La voisine by Ashworth Jenn

La voisine by Ashworth Jenn

Auteur:Ashworth, Jenn [Ashworth, Jenn]
La langue: eng
Format: epub
Tags: Policier
Éditeur: Editis
Publié: 2012-03-31T20:20:09+00:00


Sangita mangeait à toute vitesse, à petites bouchées bien propres, ses mâchoires claquant avec précision. Ses doigts maniaient couverts et serviette avec agilité. Tandis que Lucy agitait son couteau dans les airs en se servant – encore ! – un verre de vin, Sangita avait déjà fini son assiette et se tapotait le coin des lèvres avec sa serviette blanche. Ses mains étaient brunes, minuscules, avec de tout petits ongles ronds que les cuticules recouvraient presque entièrement. Je les ai contemplés un moment pendant que ma fourchette se dirigeait lentement vers ma bouche, en me demandant à quoi je pouvais bien ressembler lorsque je mangeais.

Barry, lui, semblait décidé à ne rien avaler. Il se contentait de superviser les opérations et forçait Sangita à se rasseoir chaque fois qu’elle faisait mine de se lever pour servir un invité ou aller chercher un verre propre. Au moment où les plats étaient arrivés, il avait retroussé ses manches et je m’étais attendue à ce qu’il se jette sur la nourriture tant ses louanges étaient enflammées. Bien sûr, ces compliments s’adressaient par extension à son épouse. Mais il n’a pris qu’une minuscule cuillerée de chaque plat, qu’il a disposée dans son assiette pour s’en désintéresser presque aussitôt. Bien installé au fond de sa chaise, il sirotait un verre d’eau gazeuse et paraissait plongé dans une méditation silencieuse.

Je crois me souvenir que Lucy a gardé une main sous la table pendant tout le repas. Son autre coude reposant sur la table, elle ponctuait ses bavardages interminables de petits mouvements de poignet et pouffait sans vergogne chaque fois qu’elle faisait tomber de la nourriture sur la nappe. Lorsque j’essayais d’engager la conversation avec elle, elle faisait semblant de m’ignorer, reportant toute l’attention sur sa petite personne. Cela ne me faisait ni chaud ni froid. Toutes ces manœuvres ne parvenaient qu’à lui donner l’air d’une péronnelle sans éducation. Je me suis appliquée à mettre en valeur sa vraie nature en faisant preuve d’une grande politesse à son égard – lui proposant par exemple la dernière tranche de tomate. Je me délectais au passage des petites attentions de Neil, lequel, à plusieurs reprises, est intervenu pour compenser la grossièreté de Lucy.

Neil avait une façon singulière de s’alimenter. Le nez dans son assiette, il mangeait avec méthode, coupant sa viande, la portant à sa bouche et l’avalant comme s’il avait un train à prendre.
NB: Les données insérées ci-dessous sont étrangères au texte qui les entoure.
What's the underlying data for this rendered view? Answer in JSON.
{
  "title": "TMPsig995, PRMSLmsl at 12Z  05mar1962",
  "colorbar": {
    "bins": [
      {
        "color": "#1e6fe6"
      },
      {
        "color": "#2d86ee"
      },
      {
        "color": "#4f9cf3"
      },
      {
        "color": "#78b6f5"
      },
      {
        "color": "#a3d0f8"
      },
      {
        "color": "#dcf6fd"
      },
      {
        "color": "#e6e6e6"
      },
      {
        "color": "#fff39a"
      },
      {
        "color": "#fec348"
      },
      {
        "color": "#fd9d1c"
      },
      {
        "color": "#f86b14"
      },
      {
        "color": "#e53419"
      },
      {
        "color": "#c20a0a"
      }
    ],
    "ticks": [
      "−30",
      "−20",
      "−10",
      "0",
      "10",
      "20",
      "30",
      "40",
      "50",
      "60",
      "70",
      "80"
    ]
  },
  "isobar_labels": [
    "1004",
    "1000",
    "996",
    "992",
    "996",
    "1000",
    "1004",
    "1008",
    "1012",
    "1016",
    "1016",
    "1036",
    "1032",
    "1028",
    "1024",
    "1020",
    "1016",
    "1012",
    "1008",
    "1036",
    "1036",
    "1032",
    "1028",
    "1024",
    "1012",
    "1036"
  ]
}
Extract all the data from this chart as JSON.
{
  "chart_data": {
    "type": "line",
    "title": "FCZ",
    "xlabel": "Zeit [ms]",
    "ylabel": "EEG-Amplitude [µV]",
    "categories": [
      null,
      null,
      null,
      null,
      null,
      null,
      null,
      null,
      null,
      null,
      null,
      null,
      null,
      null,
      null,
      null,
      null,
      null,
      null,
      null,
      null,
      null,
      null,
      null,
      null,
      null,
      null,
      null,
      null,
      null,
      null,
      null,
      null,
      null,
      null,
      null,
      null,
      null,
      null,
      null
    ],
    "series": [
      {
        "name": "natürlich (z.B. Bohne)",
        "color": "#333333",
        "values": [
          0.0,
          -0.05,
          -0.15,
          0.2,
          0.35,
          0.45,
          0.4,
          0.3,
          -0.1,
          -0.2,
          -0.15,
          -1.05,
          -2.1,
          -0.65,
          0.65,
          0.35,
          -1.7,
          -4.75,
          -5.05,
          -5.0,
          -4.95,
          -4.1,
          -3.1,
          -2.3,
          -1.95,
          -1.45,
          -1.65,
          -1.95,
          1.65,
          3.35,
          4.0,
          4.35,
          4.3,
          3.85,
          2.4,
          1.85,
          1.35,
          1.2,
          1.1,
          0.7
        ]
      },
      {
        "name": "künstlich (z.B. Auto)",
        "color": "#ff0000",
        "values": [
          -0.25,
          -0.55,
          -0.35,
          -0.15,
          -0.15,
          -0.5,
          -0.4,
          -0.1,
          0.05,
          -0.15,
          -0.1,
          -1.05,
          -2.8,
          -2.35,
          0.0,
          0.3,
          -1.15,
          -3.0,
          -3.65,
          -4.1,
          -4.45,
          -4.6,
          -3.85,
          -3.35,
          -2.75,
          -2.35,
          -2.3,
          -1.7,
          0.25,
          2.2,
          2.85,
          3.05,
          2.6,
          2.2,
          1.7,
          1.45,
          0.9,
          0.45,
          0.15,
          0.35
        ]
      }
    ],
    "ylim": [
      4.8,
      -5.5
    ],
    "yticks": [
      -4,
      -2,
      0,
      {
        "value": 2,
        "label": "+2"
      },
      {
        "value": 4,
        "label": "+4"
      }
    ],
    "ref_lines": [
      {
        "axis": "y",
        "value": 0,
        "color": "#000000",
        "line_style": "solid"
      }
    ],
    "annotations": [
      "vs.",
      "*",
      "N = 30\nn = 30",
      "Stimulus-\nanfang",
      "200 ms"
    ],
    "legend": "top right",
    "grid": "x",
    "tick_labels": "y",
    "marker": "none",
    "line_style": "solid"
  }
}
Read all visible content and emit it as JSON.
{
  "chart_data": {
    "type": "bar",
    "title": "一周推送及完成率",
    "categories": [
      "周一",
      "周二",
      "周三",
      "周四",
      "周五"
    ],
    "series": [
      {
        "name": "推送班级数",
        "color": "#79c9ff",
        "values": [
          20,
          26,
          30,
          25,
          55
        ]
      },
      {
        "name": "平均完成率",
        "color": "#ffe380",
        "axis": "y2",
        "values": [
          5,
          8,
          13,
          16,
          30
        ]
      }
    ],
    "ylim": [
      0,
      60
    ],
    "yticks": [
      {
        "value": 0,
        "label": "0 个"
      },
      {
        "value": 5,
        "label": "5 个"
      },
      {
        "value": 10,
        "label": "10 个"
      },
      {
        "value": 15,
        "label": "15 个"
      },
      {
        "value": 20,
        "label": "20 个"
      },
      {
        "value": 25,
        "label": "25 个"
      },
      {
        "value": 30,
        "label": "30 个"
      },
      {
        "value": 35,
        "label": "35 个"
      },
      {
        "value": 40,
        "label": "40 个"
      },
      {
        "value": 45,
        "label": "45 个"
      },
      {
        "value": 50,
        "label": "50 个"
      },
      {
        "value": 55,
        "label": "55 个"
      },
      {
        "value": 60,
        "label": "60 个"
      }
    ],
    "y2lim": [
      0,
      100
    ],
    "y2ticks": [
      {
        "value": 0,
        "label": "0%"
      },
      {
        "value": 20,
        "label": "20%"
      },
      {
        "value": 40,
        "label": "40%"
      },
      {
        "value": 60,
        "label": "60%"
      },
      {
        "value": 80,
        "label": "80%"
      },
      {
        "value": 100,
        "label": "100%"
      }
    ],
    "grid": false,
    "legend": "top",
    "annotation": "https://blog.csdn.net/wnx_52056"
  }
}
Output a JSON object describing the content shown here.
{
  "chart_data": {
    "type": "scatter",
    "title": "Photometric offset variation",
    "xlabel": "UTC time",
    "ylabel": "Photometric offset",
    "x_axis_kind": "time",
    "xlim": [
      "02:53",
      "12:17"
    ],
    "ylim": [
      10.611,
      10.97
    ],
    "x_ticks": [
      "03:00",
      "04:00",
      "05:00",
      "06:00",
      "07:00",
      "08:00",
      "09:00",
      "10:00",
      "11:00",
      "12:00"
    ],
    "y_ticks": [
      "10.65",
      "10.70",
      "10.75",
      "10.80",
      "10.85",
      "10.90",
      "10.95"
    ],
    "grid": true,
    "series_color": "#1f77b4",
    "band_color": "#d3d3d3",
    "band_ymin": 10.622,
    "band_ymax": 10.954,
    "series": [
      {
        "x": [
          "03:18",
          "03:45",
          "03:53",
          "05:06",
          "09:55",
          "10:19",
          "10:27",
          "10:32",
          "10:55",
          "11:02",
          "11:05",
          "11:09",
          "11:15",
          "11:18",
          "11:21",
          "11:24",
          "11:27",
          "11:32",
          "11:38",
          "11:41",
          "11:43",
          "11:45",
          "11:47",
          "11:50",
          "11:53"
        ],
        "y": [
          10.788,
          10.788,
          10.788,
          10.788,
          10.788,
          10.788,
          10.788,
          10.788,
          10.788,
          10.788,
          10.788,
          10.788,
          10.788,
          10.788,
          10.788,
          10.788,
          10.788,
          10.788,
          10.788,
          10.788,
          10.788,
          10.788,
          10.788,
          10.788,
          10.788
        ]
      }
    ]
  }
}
Dans ces moments-là, le reste du monde n’existait plus pour lui. Lorsqu’on lui adressait la parole, il répondait d’un vague signe de tête. Il ne s’est joint à la conversation qu’une fois son assiette finie. Il y avait quelque chose d’hypnotique dans cette diligence maîtrisée, comme si le rythme de sa mastication l’entraînait très loin de nous tous.

Comme je l’ai dit, il n’a pas fait particulièrement attention à moi, hormis les politesses d’usage. C’est précisément cela qui m’a donné à comprendre qu’il se rappelait sans doute notre première rencontre à l’arrêt de bus, un an auparavant. Bien sûr ce jour-là, mon visage était tuméfié, ensanglanté, peut-être que l’œdème ne s’était réellement formé que plus tard.